This research proposes MeeGram, an original visual identity system that captures the affective dimension of an individual and compensates for the limitations of digitized—encoded in numbers—IDs, such as barcodes. In an industrialized society, digitized IDs are widely used to identify objects and persons, and IDs are typically designed as certain compositions of computer-generated letters and numbers to make it easy to standardize, anonymize, encode, and decode. Identification of merchandise and personnel using barcode, one type of digital ID, is essential to all aspects of commerce as it facilitates speedy and accurate transactions.
However, the downside of such convenience is the limited capacity of digitized IDs in communicating concepts that cannot be expressed in numbers, such as emotions that all human beings are born with. Recently, there have been a few interesting attempts to create digitized personal/corporate identity systems that also embrace and incorporate the affective dimension of the person/business in visual elements, such as colors and symbols. For example, D-Barcode is an attempt to create customized barcodes by adding images to regular barcodes to turn them into something more fun and memorable (figure1). Also, Color Code (figure 4) is a system that generates customized 5 x 5 matrices painted in four colors (black, blue, green, red). Color Code represents the characteristics of individuals and organizations and is decoded with a cell-phone reader app.

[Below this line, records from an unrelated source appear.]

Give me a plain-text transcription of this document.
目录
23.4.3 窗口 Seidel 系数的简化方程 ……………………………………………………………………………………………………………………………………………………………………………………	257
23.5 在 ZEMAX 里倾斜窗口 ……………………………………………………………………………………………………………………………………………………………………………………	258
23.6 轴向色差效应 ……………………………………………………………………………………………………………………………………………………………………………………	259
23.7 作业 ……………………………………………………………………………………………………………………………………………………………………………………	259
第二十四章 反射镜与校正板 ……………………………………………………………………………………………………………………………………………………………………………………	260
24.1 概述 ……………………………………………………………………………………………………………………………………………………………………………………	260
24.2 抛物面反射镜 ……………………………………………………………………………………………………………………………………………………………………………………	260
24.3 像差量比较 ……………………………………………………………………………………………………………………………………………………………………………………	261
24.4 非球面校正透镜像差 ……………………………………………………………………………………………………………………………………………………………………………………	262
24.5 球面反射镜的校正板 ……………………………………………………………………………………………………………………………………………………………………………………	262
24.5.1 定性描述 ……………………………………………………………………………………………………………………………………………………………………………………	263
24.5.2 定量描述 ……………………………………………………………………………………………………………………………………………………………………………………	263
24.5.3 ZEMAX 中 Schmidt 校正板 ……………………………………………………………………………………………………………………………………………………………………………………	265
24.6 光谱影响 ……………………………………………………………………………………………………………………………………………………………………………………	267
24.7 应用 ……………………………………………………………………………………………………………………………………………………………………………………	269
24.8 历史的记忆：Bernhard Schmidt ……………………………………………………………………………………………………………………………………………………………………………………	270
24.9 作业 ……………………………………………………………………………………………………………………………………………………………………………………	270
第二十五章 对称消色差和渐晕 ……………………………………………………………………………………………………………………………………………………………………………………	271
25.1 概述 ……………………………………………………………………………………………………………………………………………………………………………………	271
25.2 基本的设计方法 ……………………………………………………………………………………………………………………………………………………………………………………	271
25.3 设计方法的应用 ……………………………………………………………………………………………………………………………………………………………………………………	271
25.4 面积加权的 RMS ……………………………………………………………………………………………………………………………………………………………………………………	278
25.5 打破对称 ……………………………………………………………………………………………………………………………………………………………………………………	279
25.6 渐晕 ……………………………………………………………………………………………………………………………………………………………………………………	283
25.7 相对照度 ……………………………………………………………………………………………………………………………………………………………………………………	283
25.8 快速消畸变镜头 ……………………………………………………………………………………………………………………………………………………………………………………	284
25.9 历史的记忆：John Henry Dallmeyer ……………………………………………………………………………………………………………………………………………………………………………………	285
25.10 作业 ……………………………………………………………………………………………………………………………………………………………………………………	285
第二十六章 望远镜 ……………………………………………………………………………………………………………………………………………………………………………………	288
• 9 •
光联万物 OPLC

Motivated by the idea, the researcher proposes a visual ID system that shows a slice of its owner’s personality. The proposed system, MeeGram, represents the owner’s personality in five dimensions: Openness, Conscientiousness, Extroversion, Agreeableness, Neuroticism (the five broad domains in the Five Factor Model), and each dimension is visualized as a unique symbol. When the five symbols are layered on top of each other, the resulting symbol—which is more than the simple sum of five symbols, considering the interactions between individual symbols—provides the owner with a unique, personalized representation of his/her identity.

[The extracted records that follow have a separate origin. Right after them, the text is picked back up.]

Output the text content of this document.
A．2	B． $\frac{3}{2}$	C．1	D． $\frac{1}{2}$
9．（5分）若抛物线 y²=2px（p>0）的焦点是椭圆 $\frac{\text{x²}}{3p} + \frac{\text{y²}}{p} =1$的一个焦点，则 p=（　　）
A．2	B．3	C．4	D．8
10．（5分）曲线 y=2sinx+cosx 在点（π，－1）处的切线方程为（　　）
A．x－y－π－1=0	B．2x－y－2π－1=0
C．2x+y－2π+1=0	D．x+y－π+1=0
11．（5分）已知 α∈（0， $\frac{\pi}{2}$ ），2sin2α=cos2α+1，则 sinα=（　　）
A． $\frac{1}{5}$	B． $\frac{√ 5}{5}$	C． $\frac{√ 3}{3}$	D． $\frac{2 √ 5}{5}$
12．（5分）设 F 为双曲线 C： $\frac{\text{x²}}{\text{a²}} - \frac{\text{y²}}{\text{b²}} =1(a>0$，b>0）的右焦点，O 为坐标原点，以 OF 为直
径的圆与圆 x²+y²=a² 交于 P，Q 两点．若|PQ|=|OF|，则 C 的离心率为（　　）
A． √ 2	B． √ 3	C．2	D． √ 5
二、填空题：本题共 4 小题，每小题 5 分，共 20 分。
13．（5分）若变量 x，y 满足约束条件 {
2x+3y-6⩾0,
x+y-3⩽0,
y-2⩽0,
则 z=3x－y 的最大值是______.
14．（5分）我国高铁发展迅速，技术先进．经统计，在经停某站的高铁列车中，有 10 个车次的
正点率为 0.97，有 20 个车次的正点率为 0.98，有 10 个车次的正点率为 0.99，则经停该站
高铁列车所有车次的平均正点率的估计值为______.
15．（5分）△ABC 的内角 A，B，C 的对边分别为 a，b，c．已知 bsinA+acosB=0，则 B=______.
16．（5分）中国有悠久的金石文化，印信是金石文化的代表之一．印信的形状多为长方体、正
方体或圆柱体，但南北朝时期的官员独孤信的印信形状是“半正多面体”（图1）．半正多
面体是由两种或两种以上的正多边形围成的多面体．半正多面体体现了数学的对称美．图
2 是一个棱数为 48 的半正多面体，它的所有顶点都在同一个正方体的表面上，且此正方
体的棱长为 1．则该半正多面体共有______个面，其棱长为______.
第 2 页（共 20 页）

The MeeGram is developed based on the data collected from research participants with a qualitative research approach.
The researcher recruited two groups of participants—graphic designers and non-graphic designers—for this study. First, the participants were asked to collect images that were somehow related to their identities for four weeks. At the end the fourth week, the researcher conducted interviews with the images, analyzed their comments with Affinity Diagrams, and created each person’s profile in the Openness, Conscientiousness, Extroversion, Agreeableness, Neuroticism dimensions. The profiles were translated into visual symbols, which will function as their IDs. The researcher presented the symbols to the participants and collected their feedback. When presented with the symbols, the non-graphic designer group had a hard time understanding what their symbols meant, whereas the graphic designer group was relatively faster in interpreting the symbols. Most participants in both groups, however, agreed that their personal symbols reflected their personality traits to some degree.

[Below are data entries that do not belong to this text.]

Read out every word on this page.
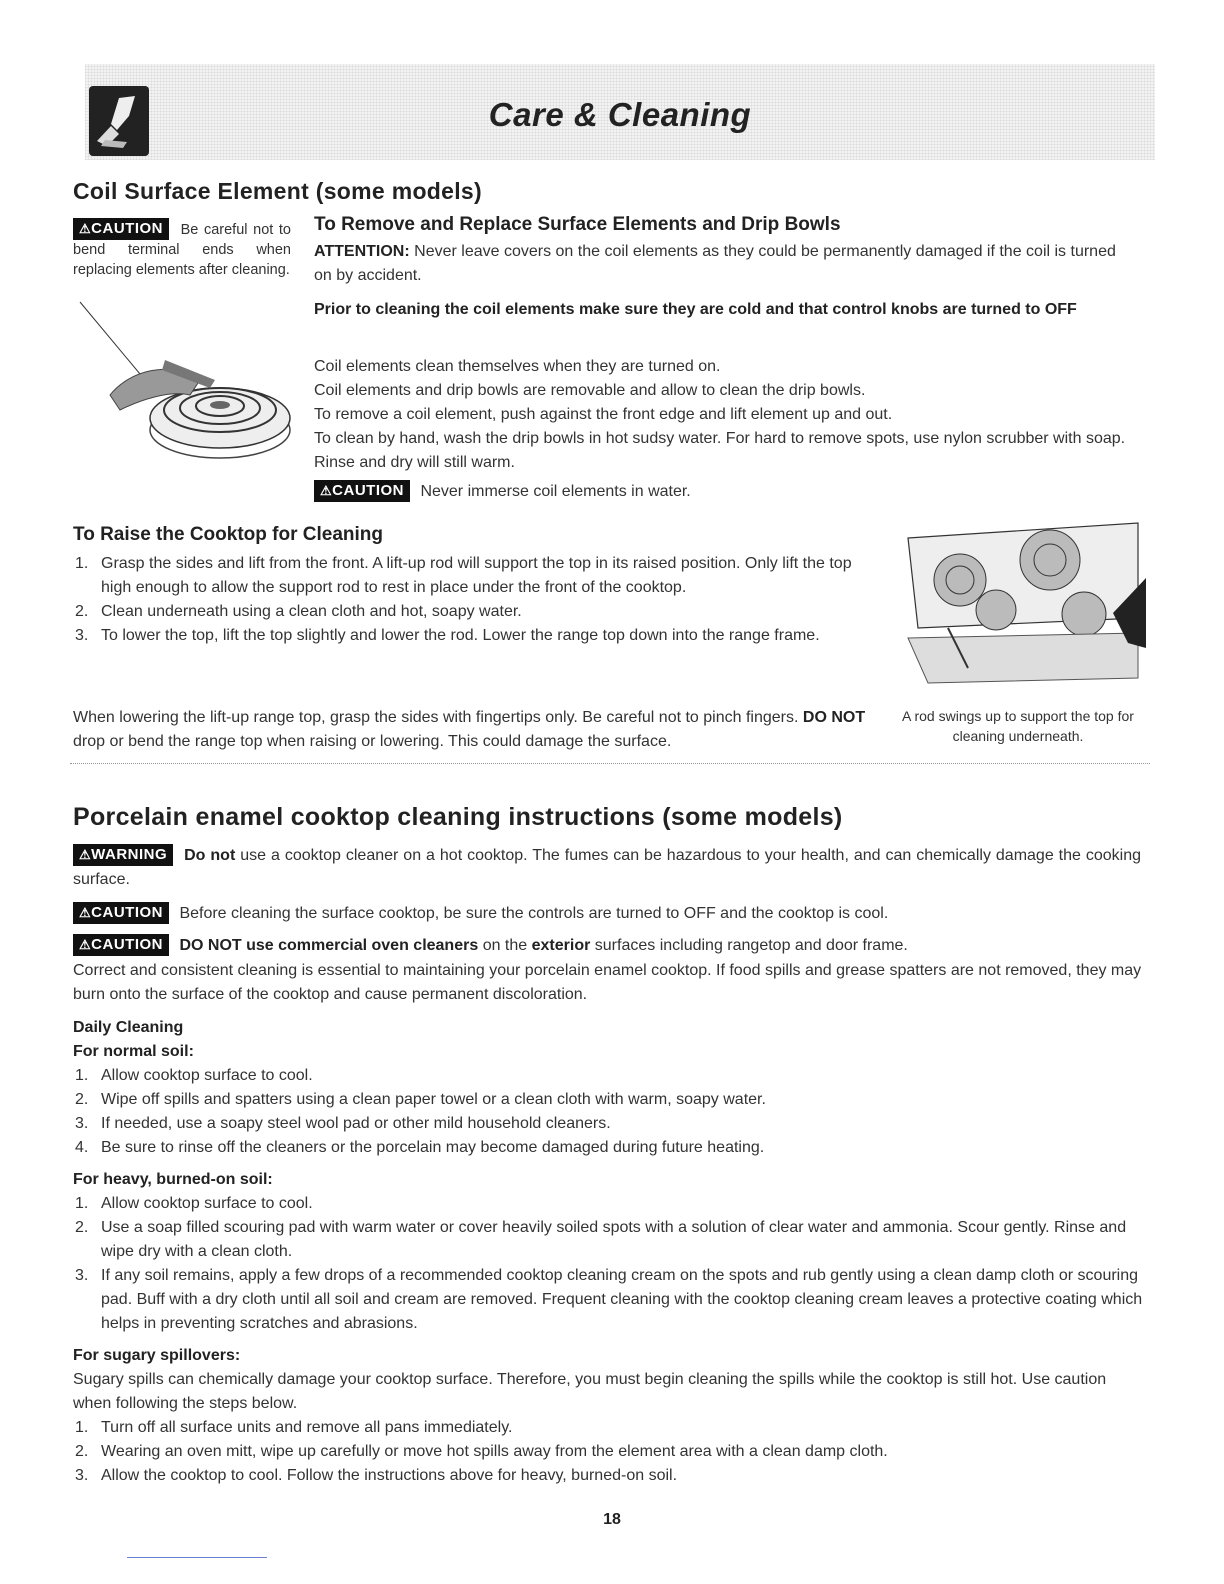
Care & Cleaning
Coil Surface Element (some models)
⚠CAUTION Be careful not to bend terminal ends when replacing elements after cleaning.
To Remove and Replace Surface Elements and Drip Bowls
ATTENTION: Never leave covers on the coil elements as they could be permanently damaged if the coil is turned on by accident.
Prior to cleaning the coil elements make sure they are cold and that control knobs are turned to OFF
Coil elements clean themselves when they are turned on.
Coil elements and drip bowls are removable and allow to clean the drip bowls.
To remove a coil element, push against the front edge and lift element up and out.
To clean by hand, wash the drip bowls in hot sudsy water. For hard to remove spots, use nylon scrubber with soap. Rinse and dry will still warm.
⚠CAUTION Never immerse coil elements in water.
To Raise the Cooktop for Cleaning
1. Grasp the sides and lift from the front. A lift-up rod will support the top in its raised position. Only lift the top high enough to allow the support rod to rest in place under the front of the cooktop.
2. Clean underneath using a clean cloth and hot, soapy water.
3. To lower the top, lift the top slightly and lower the rod. Lower the range top down into the range frame.
When lowering the lift-up range top, grasp the sides with fingertips only. Be careful not to pinch fingers. DO NOT drop or bend the range top when raising or lowering. This could damage the surface.
A rod swings up to support the top for cleaning underneath.
Porcelain enamel cooktop cleaning instructions (some models)
⚠WARNING Do not use a cooktop cleaner on a hot cooktop. The fumes can be hazardous to your health, and can chemically damage the cooking surface.
⚠CAUTION Before cleaning the surface cooktop, be sure the controls are turned to OFF and the cooktop is cool.
⚠CAUTION DO NOT use commercial oven cleaners on the exterior surfaces including rangetop and door frame.
Correct and consistent cleaning is essential to maintaining your porcelain enamel cooktop. If food spills and grease spatters are not removed, they may burn onto the surface of the cooktop and cause permanent discoloration.
Daily Cleaning
For normal soil:
1. Allow cooktop surface to cool.
2. Wipe off spills and spatters using a clean paper towel or a clean cloth with warm, soapy water.
3. If needed, use a soapy steel wool pad or other mild household cleaners.
4. Be sure to rinse off the cleaners or the porcelain may become damaged during future heating.
For heavy, burned-on soil:
1. Allow cooktop surface to cool.
2. Use a soap filled scouring pad with warm water or cover heavily soiled spots with a solution of clear water and ammonia. Scour gently. Rinse and wipe dry with a clean cloth.
3. If any soil remains, apply a few drops of a recommended cooktop cleaning cream on the spots and rub gently using a clean damp cloth or scouring pad. Buff with a dry cloth until all soil and cream are removed. Frequent cleaning with the cooktop cleaning cream leaves a protective coating which helps in preventing scratches and abrasions.
For sugary spillovers:
Sugary spills can chemically damage your cooktop surface. Therefore, you must begin cleaning the spills while the cooktop is still hot. Use caution when following the steps below.
1. Turn off all surface units and remove all pans immediately.
2. Wearing an oven mitt, wipe up carefully or move hot spills away from the element area with a clean damp cloth.
3. Allow the cooktop to cool. Follow the instructions above for heavy, burned-on soil.
18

Throughout the research and implementation process, the researcher found limitations of MeeGram IDs due to the concept is intangible, broad, and vaguely defined. In addition, the number of participants is small in this research so the findings are rather directive than conclusive. The limitations point to the direction of future studies. Firstly, MeeGram will be developed into an online system, a website, or a social network site application where people already have networks of friends and share images with them. Secondly, the researcher would like to explore other personality models beyond the Five Factor Model and develop another visual ID system.